You showed the Windows ABI being used and filling a return structure pointed to by RDX, which is wrong, and never done in DirectXMath then you justify that with the Vectorcall and inlining of functions. What a bloody confusion!   :shock:

Caché GB

Caché GB's 1 and 0-nly language:MASM

nidud

#28
deleted

Siekmanski

Hi nidud,

You inserted 4 extra instructions in my code.
The last 4 instructions,

    movaps      xmm0,xmm4       ; [0 4 8 C]
    movaps      xmm1,xmm5       ; [1 5 9 D]
    movaps      xmm3,xmm2       ; [3 7 B F]
    movaps      xmm2,xmm6       ; [2 6 A E]

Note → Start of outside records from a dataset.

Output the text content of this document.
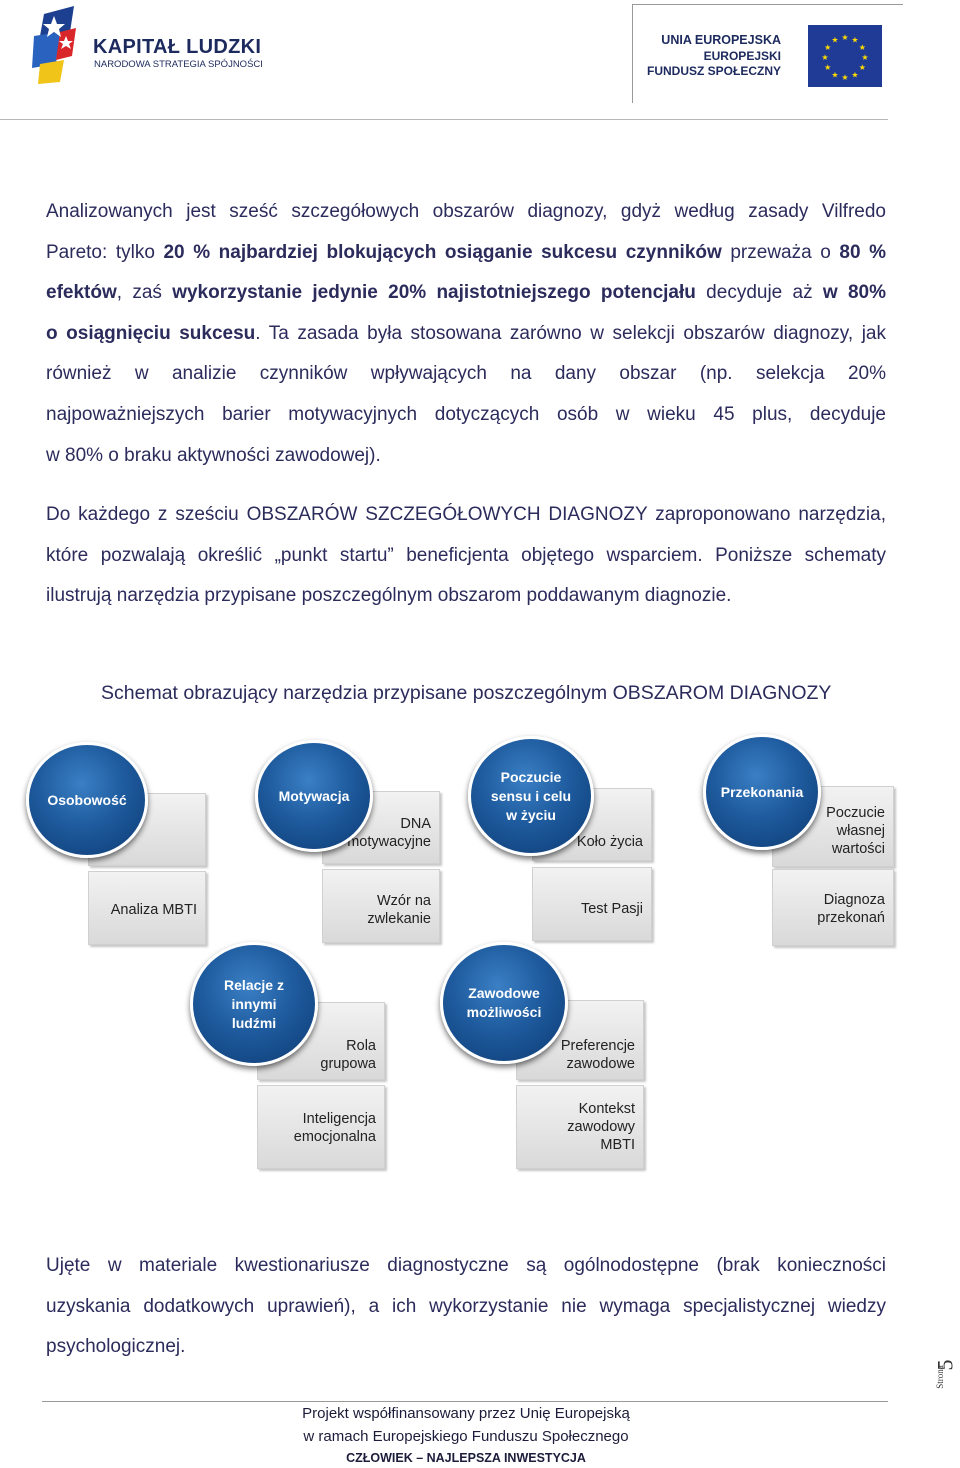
KAPITAŁ LUDZKI
NARODOWA STRATEGIA SPÓJNOŚCI
UNIA EUROPEJSKA
EUROPEJSKI
FUNDUSZ SPOŁECZNY
★ ★
★
★
★
★
★
★
★
★
★
★
Analizowanych jest sześć szczegółowych obszarów diagnozy, gdyż według zasady Vilfredo
Pareto: tylko 20 % najbardziej blokujących osiąganie sukcesu czynników przeważa o 80 %
efektów, zaś wykorzystanie jedynie 20% najistotniejszego potencjału decyduje aż w 80%
o osiągnięciu sukcesu. Ta zasada była stosowana zarówno w selekcji obszarów diagnozy, jak
również w analizie czynników wpływających na dany obszar (np. selekcja 20%
najpoważniejszych barier motywacyjnych dotyczących osób w wieku 45 plus, decyduje
w 80% o braku aktywności zawodowej).
Do każdego z sześciu OBSZARÓW SZCZEGÓŁOWYCH DIAGNOZY zaproponowano narzędzia,
które pozwalają określić „punkt startu” beneficjenta objętego wsparciem. Poniższe schematy
ilustrują narzędzia przypisane poszczególnym obszarom poddawanym diagnozie.
Schemat obrazujący narzędzia przypisane poszczególnym OBSZAROM DIAGNOZY
Analiza MBTI
Osobowość
DNA
motywacyjne
Wzór na
zwlekanie
Motywacja
Koło życia
Test Pasji
Poczucie
sensu i celu
w życiu	Poczucie
własnej
wartości
Diagnoza
przekonań
Przekonania
Rola
grupowa
Inteligencja
emocjonalna
Relacje z
innymi
ludźmi
Preferencje
zawodowe
Kontekst
zawodowy
MBTI
Zawodowe
możliwości
Ujęte w materiale kwestionariusze diagnostyczne są ogólnodostępne (brak konieczności
uzyskania dodatkowych uprawień), a ich wykorzystanie nie wymaga specjalistycznej wiedzy
psychologicznej.
Strona
5
Projekt współfinansowany przez Unię Europejską
w ramach Europejskiego Funduszu Społecznego
CZŁOWIEK – NAJLEPSZA INWESTYCJA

Doesn't this slow down my code in comparison with yours?
Or is there a reason to insert them?

removed xmm6 ( to make it simpler  :biggrin: )
XMMatrixTransposeM PROC
    mov         eax,offset MatrixIn
    mov         ecx,offset MatrixOut

    movaps      xmm0,[eax+0]            ; [0 1 2 3]
    movaps      xmm1,[eax+16]           ; [4 5 6 7]
    movaps      xmm2,[eax+32]           ; [8 9 A B]
    movaps      xmm3,[eax+48]           ; [C D E F]

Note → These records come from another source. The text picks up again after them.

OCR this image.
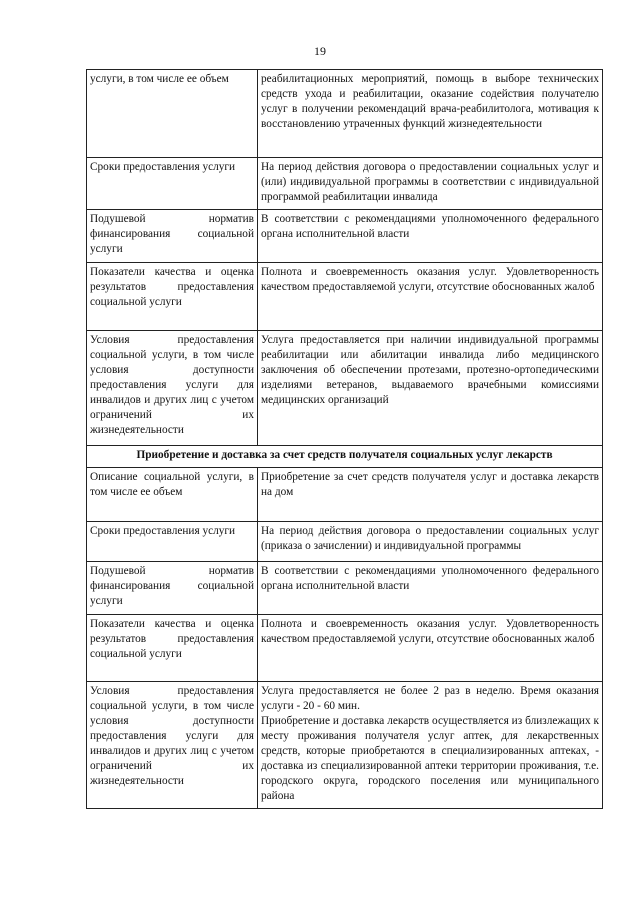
19
услуги, в том числе ее объем	реабилитационных мероприятий, помощь в выборе технических средств ухода и реабилитации, оказание содействия получателю услуг в получении рекомендаций врача-реабилитолога, мотивация к восстановлению утраченных функций жизнедеятельности

Сроки предоставления услуги	На период действия договора о предоставлении социальных услуг и (или) индивидуальной программы в соответствии с индивидуальной программой реабилитации инвалида

Подушевой норматив финансирования социальной услуги	В соответствии с рекомендациями уполномоченного федерального органа исполнительной власти

Показатели качества и оценка результатов предоставления социальной услуги	Полнота и своевременность оказания услуг. Удовлетворенность качеством предоставляемой услуги, отсутствие обоснованных жалоб

Условия предоставления социальной услуги, в том числе условия доступности предоставления услуги для инвалидов и других лиц с учетом ограничений их жизнедеятельности	Услуга предоставляется при наличии индивидуальной программы реабилитации или абилитации инвалида либо медицинского заключения об обеспечении протезами, протезно-ортопедическими изделиями ветеранов, выдаваемого врачебными комиссиями медицинских организаций

Приобретение и доставка за счет средств получателя социальных услуг лекарств	
Описание социальной услуги, в том числе ее объем	Приобретение за счет средств получателя услуг и доставка лекарств на дом

Сроки предоставления услуги	На период действия договора о предоставлении социальных услуг (приказа о зачислении) и индивидуальной программы

Подушевой норматив финансирования социальной услуги	В соответствии с рекомендациями уполномоченного федерального органа исполнительной власти

Показатели качества и оценка результатов предоставления социальной услуги	Полнота и своевременность оказания услуг. Удовлетворенность качеством предоставляемой услуги, отсутствие обоснованных жалоб

Условия предоставления социальной услуги, в том числе условия доступности предоставления услуги для инвалидов и других лиц с учетом ограничений их жизнедеятельности	Услуга предоставляется не более 2 раз в неделю. Время оказания услуги - 20 - 60 мин.
Приобретение и доставка лекарств осуществляется из близлежащих к месту проживания получателя услуг аптек, для лекарственных средств, которые приобретаются в специализированных аптеках, - доставка из специализированной аптеки территории проживания, т.е. городского округа, городского поселения или муниципального района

    movaps      xmm4,xmm0               ; [0 1 2 3]
    movaps      xmm5,xmm2               ; [8 9 A B]
    unpcklps    xmm4,xmm1               ; [0 4 1 5]
    unpcklps    xmm5,xmm3               ; [8 C 9 D]
    unpckhps    xmm0,xmm1               ; [2 6 3 7]
    unpckhps    xmm2,xmm3               ; [A E B F]
    movaps      xmm1,xmm4               ; [0 4 1 5]
    movaps      xmm3,xmm0               ; [2 6 3 7]
    movlhps     xmm4,xmm5               ; [0 4 8 C]
    movlhps     xmm3,xmm2               ; [2 6 A E]
    movhlps     xmm5,xmm1               ; [1 5 9 D]
    movhlps     xmm2,xmm0               ; [3 7 B F]

    movaps      [ecx+0],xmm4            ; [0 4 8 C]
    movaps      [ecx+16],xmm5           ; [1 5 9 D]
    movaps      [ecx+32],xmm3           ; [2 6 A E]
    movaps      [ecx+48],xmm2           ; [3 7 B F]
    ret
XMMatrixTransposeM ENDP
Creative coders use backward thinking techniques as a strategy.